Dosage Form: 600 mg extended-release tablets. The tablets must be swallowed whole and should not be chewed, crushed, or split.
Dietary Effects: Fostemsavir can be taken with food or on an empty stomach. However, a high-fat meal increases drug exposure by 81%.
Missed Dose Management: If a dose is missed, take it as soon as you remember. Do not take a double dose to make up for the missed one.
Medication Use in Special Populations
Pregnancy: Currently available data are insufficient. The use of Fostemsavir during pregnancy requires a careful balance of benefits and risks. It is recommended that patients be enrolled in the Antiretroviral Pregnancy Registry.
Lactation: Mothers infected with HIV should not breastfeed to prevent virus transmission to the infant.
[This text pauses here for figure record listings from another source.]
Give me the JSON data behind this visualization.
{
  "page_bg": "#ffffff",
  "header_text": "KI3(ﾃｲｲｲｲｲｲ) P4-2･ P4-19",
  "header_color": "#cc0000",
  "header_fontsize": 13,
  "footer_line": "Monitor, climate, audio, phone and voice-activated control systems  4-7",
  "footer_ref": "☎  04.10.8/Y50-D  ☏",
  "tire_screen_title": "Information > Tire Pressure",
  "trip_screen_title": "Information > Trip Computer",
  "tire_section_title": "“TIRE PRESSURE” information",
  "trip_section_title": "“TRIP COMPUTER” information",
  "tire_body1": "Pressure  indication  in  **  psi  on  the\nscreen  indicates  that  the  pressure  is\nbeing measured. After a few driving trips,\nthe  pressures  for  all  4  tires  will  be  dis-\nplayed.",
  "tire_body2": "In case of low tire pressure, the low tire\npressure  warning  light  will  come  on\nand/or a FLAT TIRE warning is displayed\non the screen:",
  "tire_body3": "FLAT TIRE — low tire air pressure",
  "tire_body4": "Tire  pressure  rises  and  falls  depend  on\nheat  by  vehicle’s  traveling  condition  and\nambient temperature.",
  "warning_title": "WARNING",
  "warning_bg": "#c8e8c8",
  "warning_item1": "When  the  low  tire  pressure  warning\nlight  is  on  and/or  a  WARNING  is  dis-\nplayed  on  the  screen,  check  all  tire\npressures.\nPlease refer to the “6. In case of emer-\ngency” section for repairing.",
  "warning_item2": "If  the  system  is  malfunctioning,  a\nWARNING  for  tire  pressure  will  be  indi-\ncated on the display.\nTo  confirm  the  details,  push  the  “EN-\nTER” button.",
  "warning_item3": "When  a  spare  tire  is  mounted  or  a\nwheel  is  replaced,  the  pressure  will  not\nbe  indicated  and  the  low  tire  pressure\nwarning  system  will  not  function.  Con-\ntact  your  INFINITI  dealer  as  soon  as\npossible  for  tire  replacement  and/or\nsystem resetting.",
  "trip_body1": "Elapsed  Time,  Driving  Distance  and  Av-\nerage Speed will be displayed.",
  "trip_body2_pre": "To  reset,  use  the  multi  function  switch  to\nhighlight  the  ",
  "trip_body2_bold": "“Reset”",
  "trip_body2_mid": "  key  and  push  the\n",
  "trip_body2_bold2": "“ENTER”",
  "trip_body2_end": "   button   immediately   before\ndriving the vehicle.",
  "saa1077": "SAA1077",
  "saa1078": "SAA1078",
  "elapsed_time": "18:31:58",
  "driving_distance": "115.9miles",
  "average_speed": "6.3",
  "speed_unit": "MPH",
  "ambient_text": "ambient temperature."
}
Hepatic Impairment: No dosage adjustment is needed for patients with mild to severe hepatic impairment.
Renal Impairment: No dosage adjustment is required for patients with renal impairment, including those undergoing hemodialysis.
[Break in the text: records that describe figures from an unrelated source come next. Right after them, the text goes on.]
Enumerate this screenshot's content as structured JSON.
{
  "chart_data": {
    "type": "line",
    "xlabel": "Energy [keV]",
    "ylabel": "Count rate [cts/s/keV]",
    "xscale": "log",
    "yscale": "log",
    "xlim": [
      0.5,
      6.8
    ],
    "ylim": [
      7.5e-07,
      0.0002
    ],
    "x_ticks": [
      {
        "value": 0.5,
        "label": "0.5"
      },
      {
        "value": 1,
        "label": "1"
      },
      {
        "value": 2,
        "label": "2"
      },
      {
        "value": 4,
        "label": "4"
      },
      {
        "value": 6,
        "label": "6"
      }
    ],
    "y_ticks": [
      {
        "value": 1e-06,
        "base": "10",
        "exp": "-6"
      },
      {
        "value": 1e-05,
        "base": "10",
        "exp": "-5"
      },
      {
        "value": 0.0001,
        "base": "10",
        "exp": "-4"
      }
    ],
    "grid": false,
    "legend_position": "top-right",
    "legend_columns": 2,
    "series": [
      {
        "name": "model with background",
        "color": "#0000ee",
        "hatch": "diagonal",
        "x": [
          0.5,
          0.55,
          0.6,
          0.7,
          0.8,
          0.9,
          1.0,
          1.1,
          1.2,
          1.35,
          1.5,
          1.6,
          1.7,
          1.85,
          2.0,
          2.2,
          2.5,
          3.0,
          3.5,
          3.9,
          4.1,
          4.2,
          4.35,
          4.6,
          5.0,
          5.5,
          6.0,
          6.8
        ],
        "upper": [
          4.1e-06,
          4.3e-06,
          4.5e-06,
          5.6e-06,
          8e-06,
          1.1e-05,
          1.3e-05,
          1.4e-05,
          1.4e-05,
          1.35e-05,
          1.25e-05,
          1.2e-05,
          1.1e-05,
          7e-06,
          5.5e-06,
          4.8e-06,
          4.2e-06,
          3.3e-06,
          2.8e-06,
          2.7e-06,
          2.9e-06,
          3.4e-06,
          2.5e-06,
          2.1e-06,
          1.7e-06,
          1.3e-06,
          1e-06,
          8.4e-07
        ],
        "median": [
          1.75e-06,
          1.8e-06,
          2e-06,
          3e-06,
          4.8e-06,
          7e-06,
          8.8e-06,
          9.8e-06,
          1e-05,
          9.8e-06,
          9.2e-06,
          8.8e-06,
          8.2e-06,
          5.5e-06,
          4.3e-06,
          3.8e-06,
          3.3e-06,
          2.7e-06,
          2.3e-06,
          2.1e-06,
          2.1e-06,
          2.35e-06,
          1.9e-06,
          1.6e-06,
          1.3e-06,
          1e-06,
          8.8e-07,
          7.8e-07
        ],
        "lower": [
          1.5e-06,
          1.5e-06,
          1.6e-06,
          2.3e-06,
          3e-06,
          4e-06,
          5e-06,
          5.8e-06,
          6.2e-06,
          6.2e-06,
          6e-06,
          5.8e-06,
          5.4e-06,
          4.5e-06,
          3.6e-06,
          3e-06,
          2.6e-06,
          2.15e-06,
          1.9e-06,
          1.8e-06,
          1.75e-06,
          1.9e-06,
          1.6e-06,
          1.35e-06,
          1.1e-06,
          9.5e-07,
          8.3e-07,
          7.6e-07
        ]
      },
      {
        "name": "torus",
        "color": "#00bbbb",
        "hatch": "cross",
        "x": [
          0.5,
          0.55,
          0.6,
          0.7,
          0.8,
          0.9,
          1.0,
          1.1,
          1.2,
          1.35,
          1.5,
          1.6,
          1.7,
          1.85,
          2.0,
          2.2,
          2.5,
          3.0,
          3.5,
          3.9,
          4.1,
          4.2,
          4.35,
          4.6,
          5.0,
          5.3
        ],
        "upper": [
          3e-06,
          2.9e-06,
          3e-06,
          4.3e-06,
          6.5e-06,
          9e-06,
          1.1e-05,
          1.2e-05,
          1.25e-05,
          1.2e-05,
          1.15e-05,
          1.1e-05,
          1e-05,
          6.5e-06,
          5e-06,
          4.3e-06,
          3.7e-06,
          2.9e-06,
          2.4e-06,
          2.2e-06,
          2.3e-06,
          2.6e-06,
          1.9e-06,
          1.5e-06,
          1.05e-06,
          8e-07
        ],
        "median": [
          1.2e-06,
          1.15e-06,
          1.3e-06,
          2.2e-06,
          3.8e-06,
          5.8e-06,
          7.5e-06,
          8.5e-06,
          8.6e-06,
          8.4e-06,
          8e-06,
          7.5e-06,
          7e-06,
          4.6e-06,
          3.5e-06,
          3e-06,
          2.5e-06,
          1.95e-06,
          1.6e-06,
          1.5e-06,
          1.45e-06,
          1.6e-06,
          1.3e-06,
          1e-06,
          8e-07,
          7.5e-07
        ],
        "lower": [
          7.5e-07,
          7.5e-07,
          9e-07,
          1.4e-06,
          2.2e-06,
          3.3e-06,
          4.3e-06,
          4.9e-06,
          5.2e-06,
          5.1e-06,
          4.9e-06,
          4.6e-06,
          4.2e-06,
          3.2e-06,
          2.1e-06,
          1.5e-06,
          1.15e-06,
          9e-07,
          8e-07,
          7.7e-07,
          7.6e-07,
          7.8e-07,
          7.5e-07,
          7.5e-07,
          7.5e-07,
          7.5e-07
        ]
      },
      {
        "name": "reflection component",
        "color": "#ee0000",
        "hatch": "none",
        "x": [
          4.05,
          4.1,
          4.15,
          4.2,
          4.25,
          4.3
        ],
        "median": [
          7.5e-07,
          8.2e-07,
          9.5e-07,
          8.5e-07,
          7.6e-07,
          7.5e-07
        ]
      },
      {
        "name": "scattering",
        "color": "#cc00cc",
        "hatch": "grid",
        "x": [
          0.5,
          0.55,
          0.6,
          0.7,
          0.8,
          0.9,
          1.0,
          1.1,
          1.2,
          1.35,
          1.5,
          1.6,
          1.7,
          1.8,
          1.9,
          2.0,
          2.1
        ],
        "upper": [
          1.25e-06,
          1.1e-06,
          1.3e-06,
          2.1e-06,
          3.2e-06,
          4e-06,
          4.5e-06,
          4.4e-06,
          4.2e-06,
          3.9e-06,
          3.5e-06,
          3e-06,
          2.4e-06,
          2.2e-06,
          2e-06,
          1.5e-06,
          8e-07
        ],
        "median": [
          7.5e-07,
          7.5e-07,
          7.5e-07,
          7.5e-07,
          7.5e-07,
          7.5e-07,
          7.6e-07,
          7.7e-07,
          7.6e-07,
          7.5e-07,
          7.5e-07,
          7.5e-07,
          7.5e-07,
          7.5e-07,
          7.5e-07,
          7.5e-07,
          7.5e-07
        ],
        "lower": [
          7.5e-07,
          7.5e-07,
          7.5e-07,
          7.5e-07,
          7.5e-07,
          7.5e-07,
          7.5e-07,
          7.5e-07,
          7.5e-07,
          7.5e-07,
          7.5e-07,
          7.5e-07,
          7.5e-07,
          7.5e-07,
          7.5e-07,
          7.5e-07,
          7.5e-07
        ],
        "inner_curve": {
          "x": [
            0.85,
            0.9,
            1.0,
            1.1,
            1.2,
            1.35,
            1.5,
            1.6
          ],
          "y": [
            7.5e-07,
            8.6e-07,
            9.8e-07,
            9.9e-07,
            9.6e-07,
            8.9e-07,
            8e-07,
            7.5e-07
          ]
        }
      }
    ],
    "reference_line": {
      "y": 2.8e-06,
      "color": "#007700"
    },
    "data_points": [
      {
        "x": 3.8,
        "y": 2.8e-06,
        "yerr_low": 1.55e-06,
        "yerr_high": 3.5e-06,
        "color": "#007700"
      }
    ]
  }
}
Elderly Patients: Elderly patients are more prone to QT interval prolongation, so Fostemsavir should be used with caution in this population.
Concomitant Medications to Avoid
QT Interval-Prolonging Drugs: Concurrent use with drugs known to induce Torsades de Pointes may increase the risk of arrhythmias.
Statins: Concomitant use may increase the exposure of statins such as rosuvastatin and atorvastatin. Treatment with these statins should start at the lowest dose, and adverse reactions should be monitored.
Direct-Acting Antiviral (DAA) Agents for HCV: Concurrent use may increase the concentrations of grazoprevir or voxilaprevir. It is recommended to switch to alternative HCV treatment regimens.
Concomitant Medications Requiring Dosage Adjustment
Oral Contraceptives: The daily dose of ethinyl estradiol in oral contraceptives should not exceed 30 μg. Extra caution is needed, especially for patients with risk factors for thromboembolism.
Methadone/Buprenorphine: Concomitant use may increase the concentrations of these opioids. Adverse reactions related to opioids should be closely monitored.
Monitoring for Fostemsavir Therapy
Basic Monitoring Items
Virologic Response: Measure HIV-1 RNA levels every 4-8 weeks during the initial phase of treatment. Once the condition is stable, monitor every 3-6 months.
Immune Reconstitution Assessment: Regularly monitor changes in CD4+ cell count.
Electrocardiogram (ECG) Monitoring: For patients with risk factors for QT interval prolongation, perform ECGs before starting treatment and at regular intervals during treatment.
Liver Function: Monitor alanine transaminase (ALT) and aspartate transaminase (AST) levels at baseline and regularly during treatment, especially in patients coinfected with hepatitis B virus (HBV) or hepatitis C virus (HCV).
Special Monitoring Scenarios
Immune Reconstitution Inflammatory Syndrome (IRIS): During the initial phase of treatment, be alert to inflammatory reactions associated with latent infections (such as Mycobacterium avium complex [MAC], cytomegalovirus [CMV], Pneumocystis jirovecii pneumonia [PCP], and tuberculosis [TB]).
Hepatitis Reactivation: When anti-HBV treatment is discontinued, enhanced monitoring of liver function is necessary.
Adverse Drug Reactions: Focus on common adverse reactions, including nausea (incidence: 10%), diarrhea (4%), and headache (4%).